Marché immobilier Corona: conséquences sur le marché immobilier

En 2021, le marché immobilier suisse devrait progressivement se normaliser. Le home office pourrait avoir un impact sur les prix.

parMatthias Holzhey et Maciej Skoczek 18 mars 2021

Hausse des prix des logements en propriété

L’année dernière, les prix des appartements en propriétés et des maisons familiales en Suisse ont augmenté d’environ 3% en moyenne. C’est notamment la demande toujours aussi importante de maisons familiales qui a, en grande partie, contribué à cette nouvelle hausse. Mais on remarque, tout de même, de nettes différences régionales. Les hausses ont été particulièrement fortes dans les agglomérations de Zurich, Genève, Zoug et Lucerne. Dans certaines communes de montagne des plus importantes, les prix ont augmenté au point d’atteindre ceux de 2012. En revanche, la baisse persistante du marché immobilier dans le canton du Tessin s’est poursuivie.

Le home office redistribue les cartes

Plus le home office dure et plus il entre dans notre quotidien. Nous prévoyons que le nombre d’actifs portés à travailler régulièrement de la maison doublera dans les cinq prochaines années. En conséquence, un nombre croissant d’employés ressent le besoin d’avoir une pièce supplémentaire. Toutefois, les plus grandes surfaces habitables sont majoritairement accessibles en dehors des centres urbains.

De plus, le home office réduit rapidement le lien entre le lieu d’habitation et lieu de travail. Cela répartira de façon plus homogène la demande en logement sur la région, mais augmentera aussi la concurrence au niveau des emplacements. La nouvelle liberté de choisir son lieu d’habitation ouvre d’importantes opportunités aux régions qui se trouvaient, jusqu’à présent, en dehors des zones pendulaires traditionnelles. Les régions qui devraient en profiter le plus sont: le Bas-Valais, la vallée du Rhin près de Coire et la région du lac de Constance. Il s’agit de régions populaires avec des frais de logement globaux relativement bas.

Affaiblissement du boom dans les agglomérations

Le bonheur des uns fait le malheur des autres: les communes pendulaires dans les agglomérations plus petites devraient perdre en attractivité. Jusqu’à présent, la demande en appartements y était particulièrement élevée en raison de la proximité avec les lieux de travail dans le centre. Les grandes villes devraient rester populaires, mais, ici aussi, la liberté de choisir son lieu d’habitation aura un impact, même s’il sera moins net que dans les alentours.

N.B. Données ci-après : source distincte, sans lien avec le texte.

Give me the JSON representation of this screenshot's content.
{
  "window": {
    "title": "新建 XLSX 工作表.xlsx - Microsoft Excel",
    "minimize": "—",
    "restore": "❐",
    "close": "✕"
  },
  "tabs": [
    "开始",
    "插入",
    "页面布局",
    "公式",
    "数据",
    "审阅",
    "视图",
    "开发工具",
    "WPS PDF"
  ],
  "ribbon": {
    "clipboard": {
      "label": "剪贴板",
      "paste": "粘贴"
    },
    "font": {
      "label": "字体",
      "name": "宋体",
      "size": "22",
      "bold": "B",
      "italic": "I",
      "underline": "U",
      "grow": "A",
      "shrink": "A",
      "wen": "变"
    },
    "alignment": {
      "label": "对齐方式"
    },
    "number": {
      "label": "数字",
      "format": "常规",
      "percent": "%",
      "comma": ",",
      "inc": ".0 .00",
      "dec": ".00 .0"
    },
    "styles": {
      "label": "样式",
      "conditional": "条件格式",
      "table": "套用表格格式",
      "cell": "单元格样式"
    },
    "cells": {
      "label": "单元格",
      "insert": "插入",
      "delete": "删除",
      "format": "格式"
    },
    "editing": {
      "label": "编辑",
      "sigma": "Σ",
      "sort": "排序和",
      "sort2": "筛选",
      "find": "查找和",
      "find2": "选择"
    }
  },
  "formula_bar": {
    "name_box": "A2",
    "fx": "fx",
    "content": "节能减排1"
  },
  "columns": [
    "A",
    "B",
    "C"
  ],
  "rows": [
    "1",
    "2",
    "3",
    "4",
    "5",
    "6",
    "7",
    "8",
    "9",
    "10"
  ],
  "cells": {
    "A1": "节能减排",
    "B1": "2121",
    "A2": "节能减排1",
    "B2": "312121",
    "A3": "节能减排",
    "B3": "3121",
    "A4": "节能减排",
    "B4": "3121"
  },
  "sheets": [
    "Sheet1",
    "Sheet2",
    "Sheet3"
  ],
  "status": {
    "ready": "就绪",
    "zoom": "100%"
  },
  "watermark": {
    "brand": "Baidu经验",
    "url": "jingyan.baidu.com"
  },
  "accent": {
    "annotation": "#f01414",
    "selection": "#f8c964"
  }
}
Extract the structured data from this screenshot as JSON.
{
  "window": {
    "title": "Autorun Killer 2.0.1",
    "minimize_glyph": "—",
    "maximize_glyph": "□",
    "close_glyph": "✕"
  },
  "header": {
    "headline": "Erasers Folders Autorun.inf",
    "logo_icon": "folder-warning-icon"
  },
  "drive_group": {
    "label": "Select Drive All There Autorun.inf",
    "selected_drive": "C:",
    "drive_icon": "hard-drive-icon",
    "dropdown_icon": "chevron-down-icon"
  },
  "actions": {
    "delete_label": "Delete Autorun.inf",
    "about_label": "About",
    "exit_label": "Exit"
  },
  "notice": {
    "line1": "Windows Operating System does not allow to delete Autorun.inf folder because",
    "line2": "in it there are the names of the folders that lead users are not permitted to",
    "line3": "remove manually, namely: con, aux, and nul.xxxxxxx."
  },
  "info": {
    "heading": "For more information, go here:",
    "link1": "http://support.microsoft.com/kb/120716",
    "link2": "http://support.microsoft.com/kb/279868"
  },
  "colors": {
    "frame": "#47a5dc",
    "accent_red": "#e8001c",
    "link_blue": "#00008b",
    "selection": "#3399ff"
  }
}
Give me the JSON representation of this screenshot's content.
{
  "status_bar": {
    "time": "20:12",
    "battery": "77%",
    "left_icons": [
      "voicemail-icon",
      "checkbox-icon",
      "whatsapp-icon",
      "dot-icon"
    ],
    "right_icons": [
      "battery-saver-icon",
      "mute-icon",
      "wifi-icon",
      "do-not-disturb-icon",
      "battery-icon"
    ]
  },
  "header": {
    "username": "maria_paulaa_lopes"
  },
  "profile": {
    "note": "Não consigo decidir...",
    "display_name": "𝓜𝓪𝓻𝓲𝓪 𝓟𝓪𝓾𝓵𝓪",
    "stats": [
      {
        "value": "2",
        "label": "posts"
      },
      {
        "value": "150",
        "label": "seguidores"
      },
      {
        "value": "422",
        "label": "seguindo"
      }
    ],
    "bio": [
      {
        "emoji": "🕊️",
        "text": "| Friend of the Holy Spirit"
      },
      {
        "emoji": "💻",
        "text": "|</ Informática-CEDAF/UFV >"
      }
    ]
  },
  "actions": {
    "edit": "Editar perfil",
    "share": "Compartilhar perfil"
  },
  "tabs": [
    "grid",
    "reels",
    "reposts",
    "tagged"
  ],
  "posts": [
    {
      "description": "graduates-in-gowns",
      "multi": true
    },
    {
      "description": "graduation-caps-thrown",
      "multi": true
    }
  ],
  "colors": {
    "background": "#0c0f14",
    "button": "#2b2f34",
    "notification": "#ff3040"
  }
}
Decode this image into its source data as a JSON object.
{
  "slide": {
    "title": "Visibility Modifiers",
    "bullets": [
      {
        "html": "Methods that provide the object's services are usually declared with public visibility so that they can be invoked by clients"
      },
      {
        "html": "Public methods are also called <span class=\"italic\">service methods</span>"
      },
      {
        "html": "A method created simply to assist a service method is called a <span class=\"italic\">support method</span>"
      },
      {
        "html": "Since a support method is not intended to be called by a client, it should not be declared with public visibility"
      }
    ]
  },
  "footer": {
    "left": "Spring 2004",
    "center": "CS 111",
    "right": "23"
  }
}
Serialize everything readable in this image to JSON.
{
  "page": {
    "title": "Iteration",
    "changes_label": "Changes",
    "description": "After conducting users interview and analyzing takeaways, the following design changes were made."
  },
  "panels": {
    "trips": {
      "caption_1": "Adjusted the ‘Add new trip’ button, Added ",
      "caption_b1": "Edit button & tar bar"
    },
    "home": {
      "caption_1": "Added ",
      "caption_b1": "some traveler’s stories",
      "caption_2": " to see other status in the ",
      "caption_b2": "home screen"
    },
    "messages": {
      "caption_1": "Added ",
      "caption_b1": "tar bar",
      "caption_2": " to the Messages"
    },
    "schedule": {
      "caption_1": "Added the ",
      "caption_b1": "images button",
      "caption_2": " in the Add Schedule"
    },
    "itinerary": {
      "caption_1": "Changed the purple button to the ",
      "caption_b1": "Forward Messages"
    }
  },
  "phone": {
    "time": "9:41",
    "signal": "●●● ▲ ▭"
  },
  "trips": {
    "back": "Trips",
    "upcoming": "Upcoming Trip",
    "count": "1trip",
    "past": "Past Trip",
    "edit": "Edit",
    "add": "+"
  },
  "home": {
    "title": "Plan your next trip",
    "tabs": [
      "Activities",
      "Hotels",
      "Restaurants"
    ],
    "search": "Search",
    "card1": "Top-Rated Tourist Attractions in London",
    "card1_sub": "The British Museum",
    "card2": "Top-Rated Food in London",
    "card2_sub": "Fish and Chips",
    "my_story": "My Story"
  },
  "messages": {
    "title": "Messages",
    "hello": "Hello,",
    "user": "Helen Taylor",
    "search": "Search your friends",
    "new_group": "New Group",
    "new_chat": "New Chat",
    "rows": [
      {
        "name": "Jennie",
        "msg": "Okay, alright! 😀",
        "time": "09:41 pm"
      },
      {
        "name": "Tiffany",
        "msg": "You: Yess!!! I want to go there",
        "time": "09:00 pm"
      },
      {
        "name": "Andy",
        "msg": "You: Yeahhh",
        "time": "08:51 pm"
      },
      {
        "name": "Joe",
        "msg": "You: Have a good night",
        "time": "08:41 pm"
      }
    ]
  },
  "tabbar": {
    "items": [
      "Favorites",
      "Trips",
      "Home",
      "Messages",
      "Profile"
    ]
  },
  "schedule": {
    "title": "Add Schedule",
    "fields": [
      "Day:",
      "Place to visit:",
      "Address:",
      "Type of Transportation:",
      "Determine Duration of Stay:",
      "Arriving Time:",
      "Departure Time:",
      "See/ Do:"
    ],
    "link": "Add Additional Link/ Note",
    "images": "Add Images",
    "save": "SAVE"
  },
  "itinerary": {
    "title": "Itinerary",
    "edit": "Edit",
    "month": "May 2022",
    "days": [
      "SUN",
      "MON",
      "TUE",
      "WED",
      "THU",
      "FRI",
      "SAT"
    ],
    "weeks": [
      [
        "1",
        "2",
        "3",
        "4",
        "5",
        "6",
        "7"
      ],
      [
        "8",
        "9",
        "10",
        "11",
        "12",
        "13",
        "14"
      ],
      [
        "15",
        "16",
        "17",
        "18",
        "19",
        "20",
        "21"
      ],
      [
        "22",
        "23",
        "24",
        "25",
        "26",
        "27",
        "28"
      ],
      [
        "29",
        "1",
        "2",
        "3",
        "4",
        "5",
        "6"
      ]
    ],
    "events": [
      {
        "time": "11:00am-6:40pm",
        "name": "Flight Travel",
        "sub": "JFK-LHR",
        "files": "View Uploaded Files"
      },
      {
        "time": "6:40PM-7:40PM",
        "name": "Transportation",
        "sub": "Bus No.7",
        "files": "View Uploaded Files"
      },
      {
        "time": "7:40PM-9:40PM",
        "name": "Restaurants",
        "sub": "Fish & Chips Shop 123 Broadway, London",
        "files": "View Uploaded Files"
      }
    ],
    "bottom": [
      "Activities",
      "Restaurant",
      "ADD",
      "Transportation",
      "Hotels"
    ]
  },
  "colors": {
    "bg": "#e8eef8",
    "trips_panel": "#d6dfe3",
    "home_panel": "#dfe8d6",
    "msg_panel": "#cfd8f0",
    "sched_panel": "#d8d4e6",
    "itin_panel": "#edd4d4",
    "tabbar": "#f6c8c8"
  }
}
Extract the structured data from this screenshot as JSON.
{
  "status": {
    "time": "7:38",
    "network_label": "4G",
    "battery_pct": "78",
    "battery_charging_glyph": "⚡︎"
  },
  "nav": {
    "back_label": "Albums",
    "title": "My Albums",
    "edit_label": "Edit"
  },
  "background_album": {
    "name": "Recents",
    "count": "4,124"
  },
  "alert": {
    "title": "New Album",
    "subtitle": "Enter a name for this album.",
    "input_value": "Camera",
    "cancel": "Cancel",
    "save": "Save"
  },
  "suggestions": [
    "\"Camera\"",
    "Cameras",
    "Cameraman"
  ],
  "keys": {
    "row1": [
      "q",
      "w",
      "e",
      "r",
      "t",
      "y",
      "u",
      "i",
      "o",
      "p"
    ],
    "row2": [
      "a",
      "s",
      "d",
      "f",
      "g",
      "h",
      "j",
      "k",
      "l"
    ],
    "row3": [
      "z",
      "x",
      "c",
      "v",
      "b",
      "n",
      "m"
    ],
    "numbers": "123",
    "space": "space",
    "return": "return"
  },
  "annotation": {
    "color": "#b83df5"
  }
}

Les régions éloignées subiront peu de changements. Cela est également valable pour le Tessin, malgré le tunnel de base du Saint-Gothard.

Grâce au home office, on s’arrange avec des distances pendulaires plus longues

La carte signale les communes où l’accessibilité des emplois a connu une augmentation plus forte que la moyenne en raison du home office. Le niveau de la demande supplémentaire potentielle repose sur les indicateurs suivants: niveaux local des prix, montant de l’impôt sur le revenu, croissance de la population depuis 2015 et part des pendulaires ainsi que des maisons secondaires. Cette demande est comptabilisée au niveau de la commune.

Perspective

Les prix des logements de propriété continueront vraisemblablement d’augmenter aussi en 2021, mais plus lentement que l’année précédente. Les effets des faibles taux hypothécaires diminuent et, malgré le redressement conjoncturel, les revenus des ménages devraient rester sous pression au cours de cette année. Les logements de propriété continueront d’être considérés comme attractifs par la plupart des ménages, et ce même comme investissement à long terme. Mais l’offre reste limitée.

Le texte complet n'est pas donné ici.